A more recent randomized controlled trial found carvedilol to be more effective in preventing first variceal bleed than EVL in patients with high-risk esophageal varices.67 Sarin and coworkers68 noted that although addition of propranolol to EVL does not decrease the probability of first bleed or death, the recurrence of varices is lower if propranolol is added to EVL. Several meta-analyses have been performed comparing EVL with β blockers.6971 The meta-analysis performed by Imperiale and Chalasani69 included five trials with 601 patients. Khuroo and associates70 included eight trials comprising 596 patients. More recently, Gluud and coworkers71 performed a meta-analysis of 15 randomized controlled trials comprising 1174 patients. Imperiale and Chalasani69 and Khuroo and associates70 concluded that in patients with large varices that are high risk for bleeding, EVL decreases bleeding episodes; however, there was no reduction effect on mortality. Gluud and coworkers71 noted that the positive effects associated with the EVL group were more commonly seen in the trials that had shorter follow-up.

There are several distinct advantages of EVL over β blockers, as follows:

Teran and colleagues72 examined the cost-effectiveness of various treatments in primary prophylaxis of variceal bleeding. They found that β blockers were more cost-effective than sclerotherapy or shunt surgery in patients with cirrhosis with a cost savings between $440 and $1460. The other treatments were not cost-effective. Spiegel and coworkers found empiric β blocker therapy for primary prophylaxis of variceal hemorrhage to be a cost-effective measure because the use of screening endoscopy to guide therapy adds significant cost with only marginal increase in effectiveness.

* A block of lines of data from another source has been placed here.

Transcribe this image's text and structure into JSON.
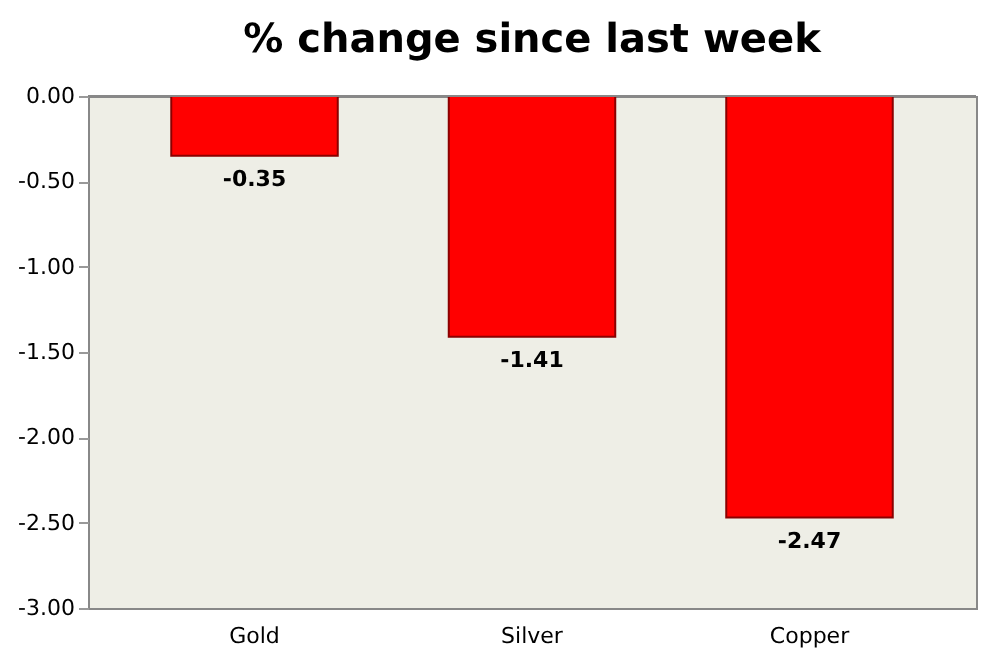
{
  "chart_data": {
    "type": "bar",
    "title": "% change since last week",
    "categories": [
      "Gold",
      "Silver",
      "Copper"
    ],
    "values": [
      -0.35,
      -1.41,
      -2.47
    ],
    "color": "#ff0000",
    "ylim": [
      -3,
      0
    ],
    "yticks": [
      {
        "value": 0,
        "label": "0.00"
      },
      {
        "value": -0.5,
        "label": "-0.50"
      },
      {
        "value": -1,
        "label": "-1.00"
      },
      {
        "value": -1.5,
        "label": "-1.50"
      },
      {
        "value": -2,
        "label": "-2.00"
      },
      {
        "value": -2.5,
        "label": "-2.50"
      },
      {
        "value": -3,
        "label": "-3.00"
      }
    ],
    "data_labels": true,
    "grid": false
  }
}
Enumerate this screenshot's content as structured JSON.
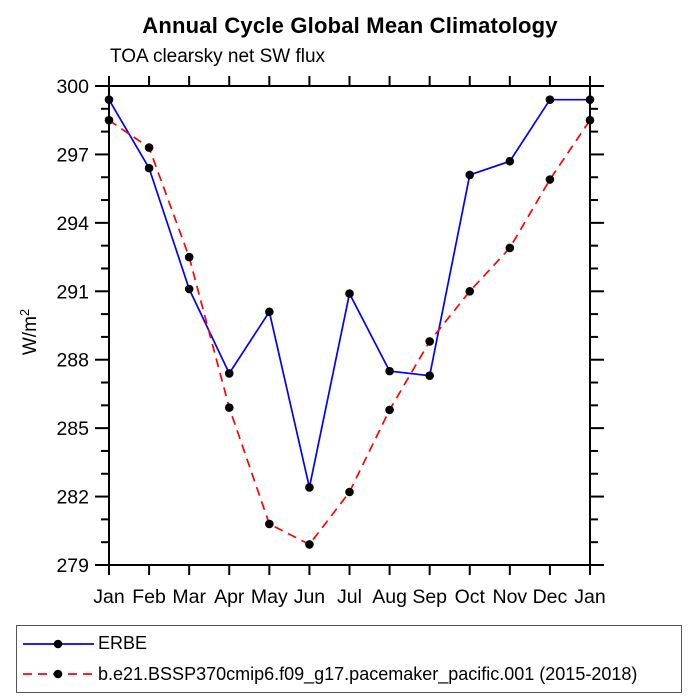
{
  "chart": {
    "title": "Annual Cycle Global Mean Climatology",
    "subtitle": "TOA clearsky net SW flux",
    "ylabel_main": "W/m",
    "ylabel_sup": "2"
  },
  "chart_data": {
    "type": "line",
    "title": "Annual Cycle Global Mean Climatology",
    "subtitle": "TOA clearsky net SW flux",
    "ylabel": "W/m^2",
    "xlabel": "",
    "categories": [
      "Jan",
      "Feb",
      "Mar",
      "Apr",
      "May",
      "Jun",
      "Jul",
      "Aug",
      "Sep",
      "Oct",
      "Nov",
      "Dec",
      "Jan"
    ],
    "series": [
      {
        "name": "ERBE",
        "color": "#0000ff",
        "line_style": "solid",
        "marker": "filled-black-circle",
        "values": [
          299.4,
          296.4,
          291.1,
          287.4,
          290.1,
          282.4,
          290.9,
          287.5,
          287.3,
          296.1,
          296.7,
          299.4,
          299.4
        ]
      },
      {
        "name": "b.e21.BSSP370cmip6.f09_g17.pacemaker_pacific.001 (2015-2018)",
        "color": "#ff0000",
        "line_style": "dashed",
        "marker": "filled-black-circle",
        "values": [
          298.5,
          297.3,
          292.5,
          285.9,
          280.8,
          279.9,
          282.2,
          285.8,
          288.8,
          291.0,
          292.9,
          295.9,
          298.5
        ]
      }
    ],
    "ylim": [
      279,
      300
    ],
    "yticks": [
      279,
      282,
      285,
      288,
      291,
      294,
      297,
      300
    ],
    "ytick_minor_step": 1,
    "grid": false,
    "axis_color": "#000000",
    "marker_color": "#000000",
    "legend_position": "bottom-box"
  }
}
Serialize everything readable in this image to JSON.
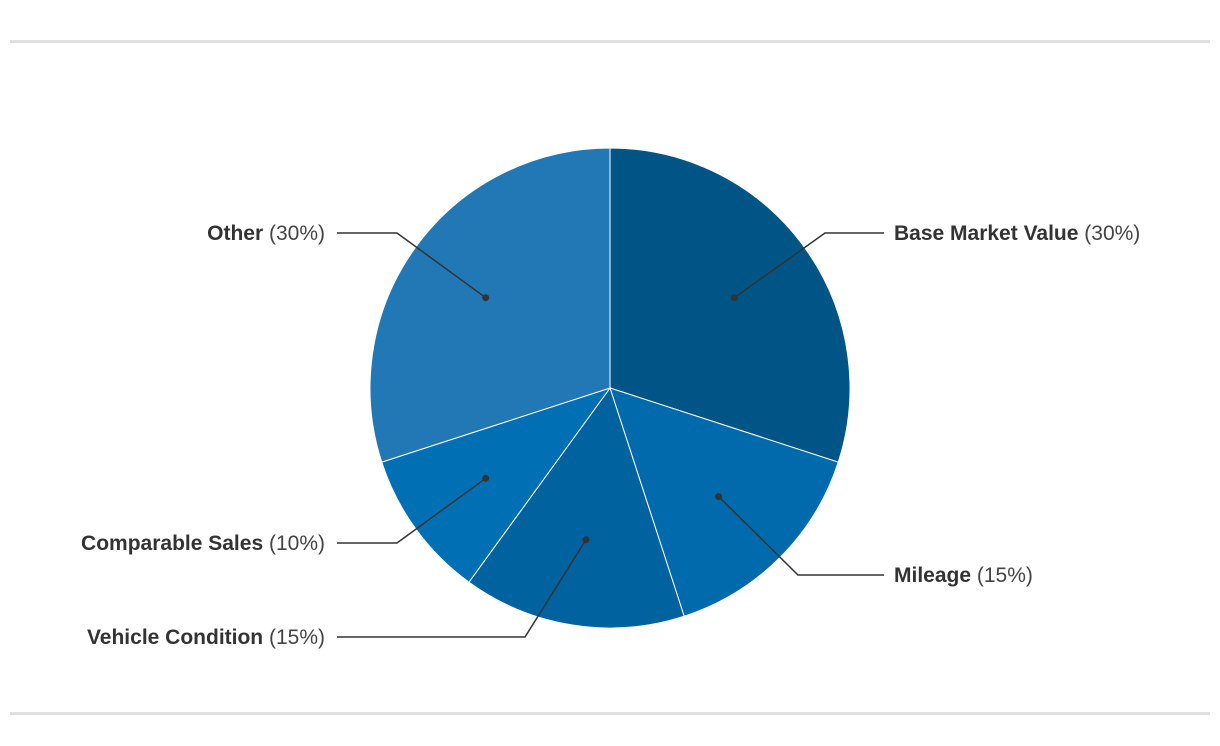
{
  "chart_data": {
    "type": "pie",
    "start_angle_deg": 0,
    "direction": "clockwise",
    "slices": [
      {
        "name": "Base Market Value",
        "value": 30,
        "label_pct": "(30%)",
        "color": "#005587"
      },
      {
        "name": "Mileage",
        "value": 15,
        "label_pct": "(15%)",
        "color": "#006aad"
      },
      {
        "name": "Vehicle Condition",
        "value": 15,
        "label_pct": "(15%)",
        "color": "#00629f"
      },
      {
        "name": "Comparable Sales",
        "value": 10,
        "label_pct": "(10%)",
        "color": "#006fb3"
      },
      {
        "name": "Other",
        "value": 30,
        "label_pct": "(30%)",
        "color": "#2277b5"
      }
    ]
  }
}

The Baveno IV consensus recommended that nonselective β blockers should be considered as first-choice treatment to prevent first variceal bleeding in patients with high-risk varices, and EVL should be offered to patients with contraindications or intolerance to β blockers.21 HVPG can also be monitored while receiving treatment with a β blocker. If HVPG is reduced by 25% or more or the gradient is less than 12 mm Hg after 4 to 6 weeks of therapy, the drug should be continued. A more noninvasive method of measuring efficacy of β blockers is by noting a decrease in the patient’s pulse rate. AASLD and American College of Gastroenterology also consider β blockers as first choice in patients with medium to large varices that have not bled and are not high risk. In patients with high-risk varices, the combination of EVL and β blockers is considered first-choice therapy.